WGXC-90.7 FM

CSEA defines the battleground

Dec 07, 2010 10:46 am
CSEA, New York's largest union of state employees, has sent a letter to outgoing Gov. David Paterson that questions his lame-duck spending of $16.7 million for a variety of building projects, including $5 million to New Jersey to help publicize a bid for an upcoming Super Bowl at The Meadowlands, plus earlier executive pay raises in various state departments, in light of 900 layoffs occurring over the holiday season. The letter from union president Danny Donohue calls Paterson's proposal "a lasting legacy of failure” and sets the battlegrounds for deficit discussions across the board as profits and capital projects get played against public employment during a time of already significant unemployment. All following years of deeper layoffs in the private business world, defined as "downsizing," that have helped bring our employment to its current state.

ALBANY – CSEA President Danny Donohue is calling on Gov. David Paterson to rescind plans to issue layoff notices scheduled to go out to nearly 900 state employees later this week.

The union leader said there is no good reason for the governor to proceed with layoffs and the misguided plan is contradicted by news reports that he is lavishing $17 million in discretionary spending on pet projects, coupled with the continued filling of high salaried, top level jobs in state agencies.

“Everyone but the governor and some other politicians seem to understand that laying people off is bad for the economy,” Donohue said. “It takes away paychecks that would be spent in local communities, loses taxes that would otherwise be paid and eliminates front line employees who actually deliver necessary services that help generate revenue.”

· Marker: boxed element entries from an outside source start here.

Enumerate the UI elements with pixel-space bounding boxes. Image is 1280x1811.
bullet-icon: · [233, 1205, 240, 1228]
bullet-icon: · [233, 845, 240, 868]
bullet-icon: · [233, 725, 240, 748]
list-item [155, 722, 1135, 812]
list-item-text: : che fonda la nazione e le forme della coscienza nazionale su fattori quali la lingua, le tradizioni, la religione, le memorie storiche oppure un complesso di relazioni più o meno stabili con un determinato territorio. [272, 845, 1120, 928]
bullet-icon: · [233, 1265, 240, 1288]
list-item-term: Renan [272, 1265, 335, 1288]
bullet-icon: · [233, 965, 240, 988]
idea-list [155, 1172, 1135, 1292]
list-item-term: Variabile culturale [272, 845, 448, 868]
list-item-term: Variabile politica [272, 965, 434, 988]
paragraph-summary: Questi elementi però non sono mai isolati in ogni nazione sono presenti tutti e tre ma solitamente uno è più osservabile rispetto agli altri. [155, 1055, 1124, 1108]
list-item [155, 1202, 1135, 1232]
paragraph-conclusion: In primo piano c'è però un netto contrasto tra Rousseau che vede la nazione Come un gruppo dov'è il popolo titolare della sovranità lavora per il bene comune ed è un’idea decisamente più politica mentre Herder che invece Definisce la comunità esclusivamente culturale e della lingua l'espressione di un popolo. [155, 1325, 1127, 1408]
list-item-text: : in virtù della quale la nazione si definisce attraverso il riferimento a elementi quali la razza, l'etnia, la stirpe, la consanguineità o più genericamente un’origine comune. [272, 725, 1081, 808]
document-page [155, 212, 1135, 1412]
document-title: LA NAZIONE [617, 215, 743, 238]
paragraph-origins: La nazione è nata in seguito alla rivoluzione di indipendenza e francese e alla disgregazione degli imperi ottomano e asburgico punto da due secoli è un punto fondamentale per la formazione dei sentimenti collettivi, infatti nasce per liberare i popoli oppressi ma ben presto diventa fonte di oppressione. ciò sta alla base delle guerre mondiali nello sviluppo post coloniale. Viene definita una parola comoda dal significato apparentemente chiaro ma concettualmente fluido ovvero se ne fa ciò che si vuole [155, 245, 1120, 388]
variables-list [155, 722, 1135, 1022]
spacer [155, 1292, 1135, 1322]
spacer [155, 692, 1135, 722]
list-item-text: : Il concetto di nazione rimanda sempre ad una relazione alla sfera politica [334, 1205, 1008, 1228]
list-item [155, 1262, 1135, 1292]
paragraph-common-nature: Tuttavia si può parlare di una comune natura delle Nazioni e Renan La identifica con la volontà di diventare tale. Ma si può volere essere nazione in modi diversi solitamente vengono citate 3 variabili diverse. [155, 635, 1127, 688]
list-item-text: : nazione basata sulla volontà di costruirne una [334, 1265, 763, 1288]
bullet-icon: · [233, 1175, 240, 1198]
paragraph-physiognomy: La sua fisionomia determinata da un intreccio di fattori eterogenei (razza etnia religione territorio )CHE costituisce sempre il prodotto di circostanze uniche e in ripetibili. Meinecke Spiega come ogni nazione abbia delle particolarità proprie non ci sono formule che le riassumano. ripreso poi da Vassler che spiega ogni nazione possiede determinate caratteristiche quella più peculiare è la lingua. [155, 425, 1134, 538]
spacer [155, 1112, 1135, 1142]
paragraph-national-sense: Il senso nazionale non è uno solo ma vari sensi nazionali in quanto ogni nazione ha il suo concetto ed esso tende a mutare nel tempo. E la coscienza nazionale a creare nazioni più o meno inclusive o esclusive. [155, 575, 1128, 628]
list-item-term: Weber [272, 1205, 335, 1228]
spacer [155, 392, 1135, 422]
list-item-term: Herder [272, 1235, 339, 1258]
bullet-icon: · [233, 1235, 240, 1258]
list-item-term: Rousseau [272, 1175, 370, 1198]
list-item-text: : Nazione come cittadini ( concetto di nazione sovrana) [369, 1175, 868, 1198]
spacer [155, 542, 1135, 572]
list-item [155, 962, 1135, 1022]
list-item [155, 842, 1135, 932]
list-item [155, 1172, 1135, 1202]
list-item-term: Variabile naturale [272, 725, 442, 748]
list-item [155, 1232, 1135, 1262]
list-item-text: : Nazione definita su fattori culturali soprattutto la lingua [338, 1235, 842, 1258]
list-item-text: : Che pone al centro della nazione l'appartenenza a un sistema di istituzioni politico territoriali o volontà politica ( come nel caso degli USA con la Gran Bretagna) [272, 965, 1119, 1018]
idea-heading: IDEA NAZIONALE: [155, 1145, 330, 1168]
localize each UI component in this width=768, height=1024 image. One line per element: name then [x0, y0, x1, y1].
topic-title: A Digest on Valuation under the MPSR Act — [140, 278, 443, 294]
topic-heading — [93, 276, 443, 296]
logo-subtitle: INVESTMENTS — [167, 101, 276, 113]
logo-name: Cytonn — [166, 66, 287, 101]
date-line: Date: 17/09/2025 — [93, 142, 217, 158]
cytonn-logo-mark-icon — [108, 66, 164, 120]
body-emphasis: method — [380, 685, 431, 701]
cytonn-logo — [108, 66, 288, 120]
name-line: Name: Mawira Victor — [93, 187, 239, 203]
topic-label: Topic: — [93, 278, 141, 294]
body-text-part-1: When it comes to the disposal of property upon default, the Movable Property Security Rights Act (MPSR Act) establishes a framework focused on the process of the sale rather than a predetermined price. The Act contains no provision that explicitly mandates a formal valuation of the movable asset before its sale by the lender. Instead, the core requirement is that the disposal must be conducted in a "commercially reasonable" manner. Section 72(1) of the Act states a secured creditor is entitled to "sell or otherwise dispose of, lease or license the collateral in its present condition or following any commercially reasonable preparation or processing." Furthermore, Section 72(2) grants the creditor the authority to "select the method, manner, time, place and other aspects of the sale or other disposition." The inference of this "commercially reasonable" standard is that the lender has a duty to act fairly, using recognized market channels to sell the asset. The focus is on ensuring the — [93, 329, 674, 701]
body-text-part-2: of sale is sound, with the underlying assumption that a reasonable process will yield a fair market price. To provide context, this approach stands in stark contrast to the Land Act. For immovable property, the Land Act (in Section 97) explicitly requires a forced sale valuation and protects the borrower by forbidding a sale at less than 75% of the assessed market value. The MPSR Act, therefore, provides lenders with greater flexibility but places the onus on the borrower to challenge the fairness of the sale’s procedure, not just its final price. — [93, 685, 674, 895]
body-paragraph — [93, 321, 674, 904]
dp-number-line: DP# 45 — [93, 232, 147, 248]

“It is also a cruel and unnecessary action in this holiday season that will hurt innocent families,” Donohue said. “No one should ignore the human misery that governor’s plan will cause to real people.”

A CSEA analysis shows that the state savings will be minimal when accounting for required layoff costs and lost taxes.

“The layoff plan is nothing but political spite for CSEA holding him to a negotiated contract and his no-layoff pledge as his administration mishandled every opportunity for cooperation,” Donohue said.

CSEA reached a no-layoff agreement with the Paterson administration in July 2009 in exchange for the union’s commitment not to oppose the enactment of a new Tier V for the state retirement system. The pension reform took effect Jan. 1, 2010, and the administration claimed it would save New Yorkers $35 billion in the long term.

Throughout the past year, the Paterson administration has sought to renege on its no layoff commitment and has repeatedly demanded unilateral concessions from CSEA. While insisting that state’s economic challenges required employee givebacks, the administration ignored all union ideas, big and small for saving money and improving government operations. All the while, the administration continued to fill top-level positions despite a state hiring freeze while taking no other emergency measures.

Donohue also pointed out that the administration’s layoff plan may follow the letter of the law on the no-layoff agreement, but it certainly violates the spirit of the agreement.

“The governor should think long and hard about whether he wants to end his administration with 900 employees following him out the door on Jan. 1 and leaving a lasting legacy of failure,” Donohue said.